Measurement of mass-transfer rates for surfactant-enhanced solubilization of nonaqueous phase liquids

Surfactant-enhanced solubilization of residual, nonaqueous-phase liquid (NAPL) contaminants is an emerging, subsurface remediation technology. The potential for nonequilibrium conditions is investigated for surfactant-enhanced solubilization of a NAPL trichloroethylene (TCE), in a model porous medium. The surfactant formulation consists of an anionic surfactant, sodium dihexyl sulfosuccinate, an alcohol, and an electrolyte in aqueous solution. Batch solubilization experiments are conducted to assess the significance of chemical rate limitations.
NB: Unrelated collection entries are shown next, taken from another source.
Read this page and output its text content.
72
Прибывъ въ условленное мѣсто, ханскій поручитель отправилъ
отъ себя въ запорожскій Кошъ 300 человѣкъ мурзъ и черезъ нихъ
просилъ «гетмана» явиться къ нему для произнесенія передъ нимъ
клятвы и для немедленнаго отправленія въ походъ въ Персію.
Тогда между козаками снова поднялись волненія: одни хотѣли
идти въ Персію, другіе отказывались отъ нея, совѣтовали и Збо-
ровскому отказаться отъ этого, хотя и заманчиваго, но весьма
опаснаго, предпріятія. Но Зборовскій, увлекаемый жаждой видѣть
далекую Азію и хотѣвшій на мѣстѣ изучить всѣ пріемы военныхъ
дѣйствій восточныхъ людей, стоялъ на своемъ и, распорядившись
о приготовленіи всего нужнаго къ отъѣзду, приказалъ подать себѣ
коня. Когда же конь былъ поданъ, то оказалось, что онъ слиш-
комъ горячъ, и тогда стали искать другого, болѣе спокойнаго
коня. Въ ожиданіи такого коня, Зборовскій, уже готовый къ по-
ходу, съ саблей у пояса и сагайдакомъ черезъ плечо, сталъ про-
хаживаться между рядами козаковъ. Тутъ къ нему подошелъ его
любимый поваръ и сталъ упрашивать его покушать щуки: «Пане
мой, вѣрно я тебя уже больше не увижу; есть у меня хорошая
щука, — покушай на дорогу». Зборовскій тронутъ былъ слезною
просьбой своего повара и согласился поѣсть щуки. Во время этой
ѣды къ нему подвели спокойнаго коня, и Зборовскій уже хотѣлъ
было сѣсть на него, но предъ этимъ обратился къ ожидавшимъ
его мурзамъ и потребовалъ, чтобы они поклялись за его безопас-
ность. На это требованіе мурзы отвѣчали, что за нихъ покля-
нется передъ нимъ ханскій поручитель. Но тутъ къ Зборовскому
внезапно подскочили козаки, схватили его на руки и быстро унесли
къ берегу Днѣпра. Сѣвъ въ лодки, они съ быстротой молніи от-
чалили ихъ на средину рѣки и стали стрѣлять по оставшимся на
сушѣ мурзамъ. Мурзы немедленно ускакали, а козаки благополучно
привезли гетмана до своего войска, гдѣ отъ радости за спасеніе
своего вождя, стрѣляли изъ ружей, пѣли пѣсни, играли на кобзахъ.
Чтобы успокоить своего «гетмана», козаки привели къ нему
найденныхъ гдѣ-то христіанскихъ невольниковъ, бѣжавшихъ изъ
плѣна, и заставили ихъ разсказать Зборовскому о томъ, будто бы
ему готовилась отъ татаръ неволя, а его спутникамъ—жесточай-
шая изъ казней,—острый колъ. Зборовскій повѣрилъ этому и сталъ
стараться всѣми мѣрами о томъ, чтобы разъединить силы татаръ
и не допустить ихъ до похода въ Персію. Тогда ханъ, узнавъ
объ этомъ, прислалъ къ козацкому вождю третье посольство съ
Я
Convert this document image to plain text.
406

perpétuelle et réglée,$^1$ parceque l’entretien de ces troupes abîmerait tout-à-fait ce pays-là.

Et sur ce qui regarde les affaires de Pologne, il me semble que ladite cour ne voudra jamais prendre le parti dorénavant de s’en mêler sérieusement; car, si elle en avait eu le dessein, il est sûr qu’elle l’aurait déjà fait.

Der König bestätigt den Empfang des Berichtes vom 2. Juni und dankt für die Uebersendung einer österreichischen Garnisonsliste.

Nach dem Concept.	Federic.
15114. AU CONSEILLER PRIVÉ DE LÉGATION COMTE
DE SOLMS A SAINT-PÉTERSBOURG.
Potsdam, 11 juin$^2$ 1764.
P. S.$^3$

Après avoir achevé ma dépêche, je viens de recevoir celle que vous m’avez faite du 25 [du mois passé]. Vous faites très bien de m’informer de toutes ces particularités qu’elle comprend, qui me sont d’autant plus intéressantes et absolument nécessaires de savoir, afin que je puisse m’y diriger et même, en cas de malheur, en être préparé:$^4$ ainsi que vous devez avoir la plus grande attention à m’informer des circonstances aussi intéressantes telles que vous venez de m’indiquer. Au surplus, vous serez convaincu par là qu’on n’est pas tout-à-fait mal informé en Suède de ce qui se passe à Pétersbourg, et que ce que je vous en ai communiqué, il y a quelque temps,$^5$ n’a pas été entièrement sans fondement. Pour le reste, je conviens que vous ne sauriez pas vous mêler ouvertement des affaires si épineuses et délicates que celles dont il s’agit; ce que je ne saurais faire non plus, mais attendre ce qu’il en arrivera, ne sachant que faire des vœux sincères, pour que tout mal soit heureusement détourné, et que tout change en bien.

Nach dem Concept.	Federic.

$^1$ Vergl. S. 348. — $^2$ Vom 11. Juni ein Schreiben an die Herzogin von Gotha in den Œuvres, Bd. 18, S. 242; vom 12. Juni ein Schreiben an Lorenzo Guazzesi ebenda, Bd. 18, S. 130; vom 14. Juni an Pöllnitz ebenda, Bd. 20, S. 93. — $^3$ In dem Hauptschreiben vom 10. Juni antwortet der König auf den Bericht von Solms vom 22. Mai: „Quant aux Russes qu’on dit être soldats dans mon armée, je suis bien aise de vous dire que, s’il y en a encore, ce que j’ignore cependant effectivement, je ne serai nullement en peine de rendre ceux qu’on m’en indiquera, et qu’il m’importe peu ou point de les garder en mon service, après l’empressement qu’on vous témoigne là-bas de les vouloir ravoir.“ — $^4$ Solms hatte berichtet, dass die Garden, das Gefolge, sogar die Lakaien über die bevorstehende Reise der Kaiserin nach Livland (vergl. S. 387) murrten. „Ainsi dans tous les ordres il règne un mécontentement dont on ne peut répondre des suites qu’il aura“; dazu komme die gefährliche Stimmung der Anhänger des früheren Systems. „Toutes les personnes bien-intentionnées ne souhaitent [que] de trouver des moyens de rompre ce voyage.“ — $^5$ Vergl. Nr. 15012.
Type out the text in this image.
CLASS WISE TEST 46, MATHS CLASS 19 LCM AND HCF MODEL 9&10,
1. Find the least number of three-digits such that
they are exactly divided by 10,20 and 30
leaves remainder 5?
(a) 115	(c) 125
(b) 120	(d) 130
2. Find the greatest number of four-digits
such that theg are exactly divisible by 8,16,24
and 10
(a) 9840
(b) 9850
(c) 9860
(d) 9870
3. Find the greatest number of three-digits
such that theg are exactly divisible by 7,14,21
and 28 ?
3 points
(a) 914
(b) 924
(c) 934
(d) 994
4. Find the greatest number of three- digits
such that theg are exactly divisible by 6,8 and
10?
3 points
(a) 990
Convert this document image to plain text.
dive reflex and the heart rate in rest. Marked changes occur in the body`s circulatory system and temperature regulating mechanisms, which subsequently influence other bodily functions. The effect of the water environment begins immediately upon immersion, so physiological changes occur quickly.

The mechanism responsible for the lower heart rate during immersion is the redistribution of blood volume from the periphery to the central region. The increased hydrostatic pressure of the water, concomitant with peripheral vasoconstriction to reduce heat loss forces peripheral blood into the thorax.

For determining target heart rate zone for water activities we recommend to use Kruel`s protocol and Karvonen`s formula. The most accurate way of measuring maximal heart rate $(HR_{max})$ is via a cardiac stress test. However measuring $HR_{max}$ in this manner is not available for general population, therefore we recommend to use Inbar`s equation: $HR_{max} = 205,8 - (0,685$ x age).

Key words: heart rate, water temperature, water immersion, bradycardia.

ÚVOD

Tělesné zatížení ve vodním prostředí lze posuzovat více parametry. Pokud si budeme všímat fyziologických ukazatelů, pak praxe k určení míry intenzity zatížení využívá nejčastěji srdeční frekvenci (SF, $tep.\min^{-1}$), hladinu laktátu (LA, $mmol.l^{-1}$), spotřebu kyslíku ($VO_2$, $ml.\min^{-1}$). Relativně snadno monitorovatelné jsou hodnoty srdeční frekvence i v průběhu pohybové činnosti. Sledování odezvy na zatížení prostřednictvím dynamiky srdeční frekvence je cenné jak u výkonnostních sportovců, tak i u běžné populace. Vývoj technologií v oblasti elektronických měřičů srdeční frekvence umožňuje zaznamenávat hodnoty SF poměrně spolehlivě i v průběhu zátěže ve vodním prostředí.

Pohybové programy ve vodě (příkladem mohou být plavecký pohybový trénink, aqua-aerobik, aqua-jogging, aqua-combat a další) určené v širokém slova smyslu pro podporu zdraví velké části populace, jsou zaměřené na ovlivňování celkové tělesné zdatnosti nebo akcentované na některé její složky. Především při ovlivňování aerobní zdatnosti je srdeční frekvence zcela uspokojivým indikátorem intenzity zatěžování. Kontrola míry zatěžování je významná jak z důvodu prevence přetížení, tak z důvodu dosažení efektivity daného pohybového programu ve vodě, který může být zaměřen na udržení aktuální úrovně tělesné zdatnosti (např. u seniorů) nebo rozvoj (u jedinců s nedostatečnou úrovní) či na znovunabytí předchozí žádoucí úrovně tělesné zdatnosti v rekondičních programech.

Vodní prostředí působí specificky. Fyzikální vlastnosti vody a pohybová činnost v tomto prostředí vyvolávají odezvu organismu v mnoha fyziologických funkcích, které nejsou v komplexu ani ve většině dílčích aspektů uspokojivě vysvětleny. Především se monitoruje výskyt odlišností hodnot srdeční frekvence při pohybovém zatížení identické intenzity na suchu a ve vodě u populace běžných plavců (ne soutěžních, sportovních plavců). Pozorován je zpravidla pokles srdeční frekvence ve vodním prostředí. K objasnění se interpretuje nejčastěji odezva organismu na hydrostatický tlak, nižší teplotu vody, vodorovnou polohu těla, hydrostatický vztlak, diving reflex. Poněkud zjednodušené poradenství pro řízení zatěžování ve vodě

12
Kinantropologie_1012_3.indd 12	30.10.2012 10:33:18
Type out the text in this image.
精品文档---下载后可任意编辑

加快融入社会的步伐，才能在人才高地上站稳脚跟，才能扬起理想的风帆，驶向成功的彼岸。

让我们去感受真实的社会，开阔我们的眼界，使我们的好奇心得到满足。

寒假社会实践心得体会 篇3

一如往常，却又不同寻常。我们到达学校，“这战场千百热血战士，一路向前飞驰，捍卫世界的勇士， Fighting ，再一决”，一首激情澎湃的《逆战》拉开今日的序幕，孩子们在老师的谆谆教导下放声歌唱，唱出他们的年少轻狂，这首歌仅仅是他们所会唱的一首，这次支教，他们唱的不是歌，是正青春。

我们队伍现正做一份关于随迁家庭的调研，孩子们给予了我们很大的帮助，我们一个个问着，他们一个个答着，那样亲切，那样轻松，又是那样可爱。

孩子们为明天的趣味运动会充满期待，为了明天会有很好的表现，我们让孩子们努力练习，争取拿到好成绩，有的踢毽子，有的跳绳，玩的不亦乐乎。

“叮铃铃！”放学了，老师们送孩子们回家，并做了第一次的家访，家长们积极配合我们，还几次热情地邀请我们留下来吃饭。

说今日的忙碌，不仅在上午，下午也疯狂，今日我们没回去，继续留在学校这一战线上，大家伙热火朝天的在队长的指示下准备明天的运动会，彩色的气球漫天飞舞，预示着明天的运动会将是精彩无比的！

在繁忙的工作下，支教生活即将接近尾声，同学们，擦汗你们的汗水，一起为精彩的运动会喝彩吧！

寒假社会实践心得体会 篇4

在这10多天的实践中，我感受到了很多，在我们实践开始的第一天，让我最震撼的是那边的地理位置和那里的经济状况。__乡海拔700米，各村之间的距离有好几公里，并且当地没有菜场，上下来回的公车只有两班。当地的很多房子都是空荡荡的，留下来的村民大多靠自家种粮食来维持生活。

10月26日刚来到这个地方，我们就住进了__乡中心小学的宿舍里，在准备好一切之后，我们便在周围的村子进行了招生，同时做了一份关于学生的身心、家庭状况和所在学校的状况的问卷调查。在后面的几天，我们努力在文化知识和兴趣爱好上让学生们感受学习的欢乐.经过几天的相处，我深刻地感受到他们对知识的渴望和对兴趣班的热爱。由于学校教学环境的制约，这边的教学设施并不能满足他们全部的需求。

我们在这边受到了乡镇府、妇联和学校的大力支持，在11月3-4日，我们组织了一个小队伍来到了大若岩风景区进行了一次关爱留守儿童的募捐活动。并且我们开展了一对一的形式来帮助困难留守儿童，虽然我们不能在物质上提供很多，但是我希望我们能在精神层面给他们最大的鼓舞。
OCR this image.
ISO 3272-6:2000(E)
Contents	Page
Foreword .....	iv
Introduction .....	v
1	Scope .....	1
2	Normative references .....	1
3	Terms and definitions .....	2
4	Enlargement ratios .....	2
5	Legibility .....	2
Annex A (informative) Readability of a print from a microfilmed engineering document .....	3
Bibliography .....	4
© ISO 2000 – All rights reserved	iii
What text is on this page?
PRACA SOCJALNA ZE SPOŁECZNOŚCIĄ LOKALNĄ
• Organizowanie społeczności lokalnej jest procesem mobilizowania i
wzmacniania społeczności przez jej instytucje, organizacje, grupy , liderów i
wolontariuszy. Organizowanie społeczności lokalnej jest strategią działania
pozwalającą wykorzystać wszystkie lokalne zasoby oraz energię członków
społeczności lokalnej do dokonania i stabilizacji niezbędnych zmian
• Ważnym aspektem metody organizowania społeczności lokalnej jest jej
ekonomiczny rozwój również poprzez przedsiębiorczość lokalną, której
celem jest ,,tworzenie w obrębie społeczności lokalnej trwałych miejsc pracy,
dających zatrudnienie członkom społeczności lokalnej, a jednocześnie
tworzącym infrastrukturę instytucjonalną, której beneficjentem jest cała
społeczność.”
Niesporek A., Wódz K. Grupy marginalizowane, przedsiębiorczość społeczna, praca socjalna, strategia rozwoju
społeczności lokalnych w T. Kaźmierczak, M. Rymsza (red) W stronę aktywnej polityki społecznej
Surfactant flood experiments are conducted in packed columns with residual TCE. Mass-transfer rate coefficients are determined as a function of aqueous-phase pore velocity, NAPL volumetric fraction, and surfactant concentration. A correlation for predicting mass-transfer rate coefficients as a function of system properties is developed, The mass-transfer rate coefficients and correlation are obtained by fitting a transport simulator to the column effluent concentration results. Significant differences are found between the correlation developed here and correlations developed for other NAPL-surfactant systems. The correlation predicts near-linear dependences of mass-transfer rates on the NAPL volumetric fraction and pore velocity. Using the Damkohler number, the degree of nonequilibrium behavior in surfactant-enhanced NAPL solubilization is analyzed for a range of conditions. Nonequilibrium conditions are found to be significant at relatively low NAPL volumetric fractions.